Class is one of (perhaps the) most fundamental issue which is papered over by the fixation on gay marriage. Arguments in favour of it appeal to healthcare rights, social benefits, taxation and wealth – there is absolutely no acknowledgement or even recognition that gay marriage won’t make the slightest difference to the structural inequalities which mean that a wealthy gay man and a homeless gay man will never experience these rights and benefits in remotely the same way. Just as I’ve argued that a fundamental belief in human rights must apply to everyone and not just privileged liberals, I think that a belief in equality necessarily demands a commitment to radical reform which improves the lot of an entire class, regardless of their sexuality.

Then there is the issue of marriage itself and its privileged position within society. If you are arguing for marriage on the basis that it grants you access to certain privileges, the question must surely be asked of whether state-recognition of your relationship should bring such access? It’s often noted that society is changing – conversely, as the clamour for gay marriage grows and grows, the take-up of heterosexual marriage declines. People are living in a myriad of different ways, an abundant variety of family units. Couples live unmarried for their entire lives; couples have open relationships; people have polygamous relationships, living with two or more ‘partners’ and so on. Marriage is a formal construct which has varied hugely from culture to culture, period to period. If we are to argue that all consenting adults should be able to have their relationships recognised by the state, presenting gay marriage as the final frontier seems entirely arbitrary.

Without this context, demands for gay marriage as most commonly depicted are merely demands for the privileged status enjoyed by the already privileged.

It was with a grim inevitability that yesterday, in amongst the various articles on gay marriage which popped up on my RSS feed, there was one about the resumed ‘military trials’ at Guantanamo Bay. Obama had suspended these when he took office, promising to use open, civilian trials and close Guantanamo. On the day he lifted this suspension he codified in law the practice of holding detainees indefinitely without charge. As the trials resumed last week the American government once again sought to suppress any evidence regarding and discussion of torture, abuse and rendition. In recent discussions regarding Guantanamo I have found myself wondering if the detainees would perhaps get more attention if they made it known that they were gay and wanted to get married. That sounds like an unnecessarily glib comment but I think it raises fundamental points about the nature of human rights and when we sit up and take notice. Indeed, the case of Bradley Manning seems to have been one of the few incidences of shadowy US government activity which has been covered by the ‘gay media’ due to Bradley’s sexuality and/or transgender. Yet even this isn’t linked to Obama or at least, if it was, it’s now swept away by the emotional gratitude towards his ‘personal support’ for gay marriage. Gore Vidal’s quote at the beginning may be vitriolic but the fixation on gay marriage yet simultaneous belief that it’s an issue which exists in a vacuum smacks of gut emotional responses overriding all else.
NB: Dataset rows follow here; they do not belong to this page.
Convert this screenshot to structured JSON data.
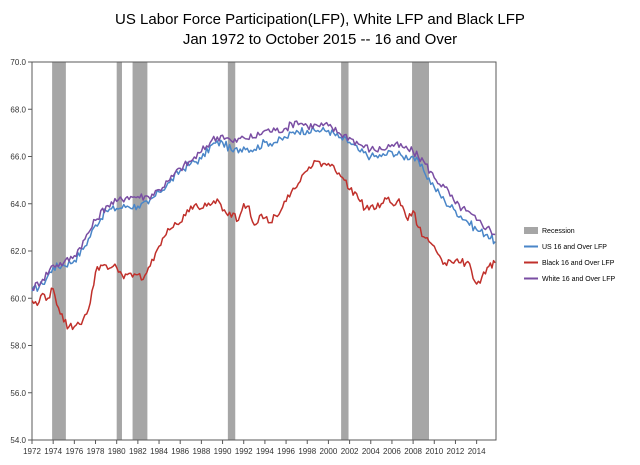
{
  "chart_data": {
    "type": "line",
    "title": "US Labor Force Participation(LFP), White LFP and Black LFP",
    "subtitle": "Jan 1972 to October 2015 -- 16 and Over",
    "xlabel": "",
    "ylabel": "",
    "xlim": [
      1972,
      2015.83
    ],
    "ylim": [
      54,
      70
    ],
    "x_ticks": [
      "1972",
      "1974",
      "1976",
      "1978",
      "1980",
      "1982",
      "1984",
      "1986",
      "1988",
      "1990",
      "1992",
      "1994",
      "1996",
      "1998",
      "2000",
      "2002",
      "2004",
      "2006",
      "2008",
      "2010",
      "2012",
      "2014"
    ],
    "y_ticks": [
      "54.0",
      "56.0",
      "58.0",
      "60.0",
      "62.0",
      "64.0",
      "66.0",
      "68.0",
      "70.0"
    ],
    "grid": "none",
    "legend_position": "right",
    "legend": [
      {
        "label": "Recession",
        "color": "#a6a6a6",
        "kind": "box"
      },
      {
        "label": "US 16 and Over LFP",
        "color": "#4a86c8",
        "kind": "line"
      },
      {
        "label": "Black 16 and  Over LFP",
        "color": "#c0302b",
        "kind": "line"
      },
      {
        "label": "White 16 and Over LFP",
        "color": "#7a4ea3",
        "kind": "line"
      }
    ],
    "recessions": [
      [
        1973.9,
        1975.2
      ],
      [
        1980.0,
        1980.5
      ],
      [
        1981.5,
        1982.9
      ],
      [
        1990.5,
        1991.2
      ],
      [
        2001.2,
        2001.9
      ],
      [
        2007.9,
        2009.5
      ]
    ],
    "series": [
      {
        "name": "US 16 and Over LFP",
        "color": "#4a86c8",
        "x": [
          1972,
          1973,
          1974,
          1975,
          1976,
          1977,
          1978,
          1979,
          1980,
          1981,
          1982,
          1983,
          1984,
          1985,
          1986,
          1987,
          1988,
          1989,
          1990,
          1991,
          1992,
          1993,
          1994,
          1995,
          1996,
          1997,
          1998,
          1999,
          2000,
          2001,
          2002,
          2003,
          2004,
          2005,
          2006,
          2007,
          2008,
          2009,
          2010,
          2011,
          2012,
          2013,
          2014,
          2015,
          2015.75
        ],
        "y": [
          60.3,
          60.6,
          61.3,
          61.4,
          61.6,
          62.2,
          63.1,
          63.7,
          63.8,
          63.9,
          63.9,
          64.0,
          64.5,
          64.9,
          65.4,
          65.7,
          65.9,
          66.5,
          66.6,
          66.2,
          66.4,
          66.3,
          66.6,
          66.6,
          66.8,
          67.1,
          67.1,
          67.1,
          67.1,
          66.8,
          66.6,
          66.2,
          66.0,
          66.0,
          66.2,
          66.0,
          66.0,
          65.4,
          64.7,
          64.1,
          63.7,
          63.3,
          62.9,
          62.7,
          62.4
        ]
      },
      {
        "name": "White 16 and Over LFP",
        "color": "#7a4ea3",
        "x": [
          1972,
          1973,
          1974,
          1975,
          1976,
          1977,
          1978,
          1979,
          1980,
          1981,
          1982,
          1983,
          1984,
          1985,
          1986,
          1987,
          1988,
          1989,
          1990,
          1991,
          1992,
          1993,
          1994,
          1995,
          1996,
          1997,
          1998,
          1999,
          2000,
          2001,
          2002,
          2003,
          2004,
          2005,
          2006,
          2007,
          2008,
          2009,
          2010,
          2011,
          2012,
          2013,
          2014,
          2015,
          2015.75
        ],
        "y": [
          60.4,
          60.8,
          61.4,
          61.5,
          61.8,
          62.5,
          63.3,
          63.9,
          64.1,
          64.3,
          64.3,
          64.3,
          64.6,
          65.0,
          65.5,
          65.8,
          66.2,
          66.7,
          66.9,
          66.6,
          66.8,
          66.8,
          67.1,
          67.1,
          67.2,
          67.5,
          67.3,
          67.3,
          67.3,
          67.0,
          66.8,
          66.5,
          66.3,
          66.3,
          66.5,
          66.4,
          66.2,
          65.8,
          65.1,
          64.7,
          64.0,
          63.7,
          63.3,
          63.0,
          62.7
        ]
      },
      {
        "name": "Black 16 and  Over LFP",
        "color": "#c0302b",
        "x": [
          1972,
          1972.5,
          1973,
          1973.5,
          1974,
          1974.5,
          1975,
          1975.5,
          1976,
          1976.5,
          1977,
          1977.5,
          1978,
          1978.5,
          1979,
          1979.5,
          1980,
          1980.5,
          1981,
          1981.5,
          1982,
          1982.5,
          1983,
          1983.5,
          1984,
          1984.5,
          1985,
          1985.5,
          1986,
          1986.5,
          1987,
          1987.5,
          1988,
          1988.5,
          1989,
          1989.5,
          1990,
          1990.5,
          1991,
          1991.5,
          1992,
          1992.5,
          1993,
          1993.5,
          1994,
          1994.5,
          1995,
          1995.5,
          1996,
          1996.5,
          1997,
          1997.5,
          1998,
          1998.5,
          1999,
          1999.5,
          2000,
          2000.5,
          2001,
          2001.5,
          2002,
          2002.5,
          2003,
          2003.5,
          2004,
          2004.5,
          2005,
          2005.5,
          2006,
          2006.5,
          2007,
          2007.5,
          2008,
          2008.5,
          2009,
          2009.5,
          2010,
          2010.5,
          2011,
          2011.5,
          2012,
          2012.5,
          2013,
          2013.5,
          2014,
          2014.5,
          2015,
          2015.75
        ],
        "y": [
          59.9,
          59.7,
          60.2,
          60.0,
          60.4,
          59.6,
          59.0,
          58.8,
          58.8,
          58.9,
          59.3,
          59.8,
          61.1,
          61.4,
          61.4,
          61.3,
          61.3,
          61.0,
          61.0,
          60.9,
          61.0,
          60.8,
          61.3,
          61.6,
          62.2,
          62.6,
          62.9,
          63.2,
          63.2,
          63.5,
          63.9,
          64.0,
          63.8,
          63.9,
          64.0,
          64.2,
          63.7,
          63.5,
          63.6,
          63.3,
          64.0,
          63.9,
          63.1,
          63.5,
          63.4,
          63.2,
          63.5,
          63.7,
          64.1,
          64.5,
          64.7,
          65.2,
          65.4,
          65.6,
          65.8,
          65.7,
          65.7,
          65.6,
          65.3,
          65.0,
          64.6,
          64.5,
          64.1,
          63.8,
          63.9,
          63.8,
          64.0,
          64.2,
          64.0,
          64.1,
          63.9,
          63.3,
          63.7,
          63.0,
          62.6,
          62.4,
          62.2,
          61.8,
          61.5,
          61.6,
          61.6,
          61.5,
          61.5,
          61.2,
          60.6,
          60.9,
          61.3,
          61.5
        ]
      }
    ]
  }
}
As a postscript, I’ll declare my personal interest – I’m gay and I’m engaged. Personally I don’t really care if I get a civil partnership or a civil marriage – I don’t see much difference. My boyfriend does care and wants to get married. So I understand this at first hand. However I think that, when we get married, society is still going to be unequal – not just in terms of competing client groups but in fundamental structural ways. When gay marriage becomes a reality, as it surely will, the fight for human rights and for equality will have barely begun.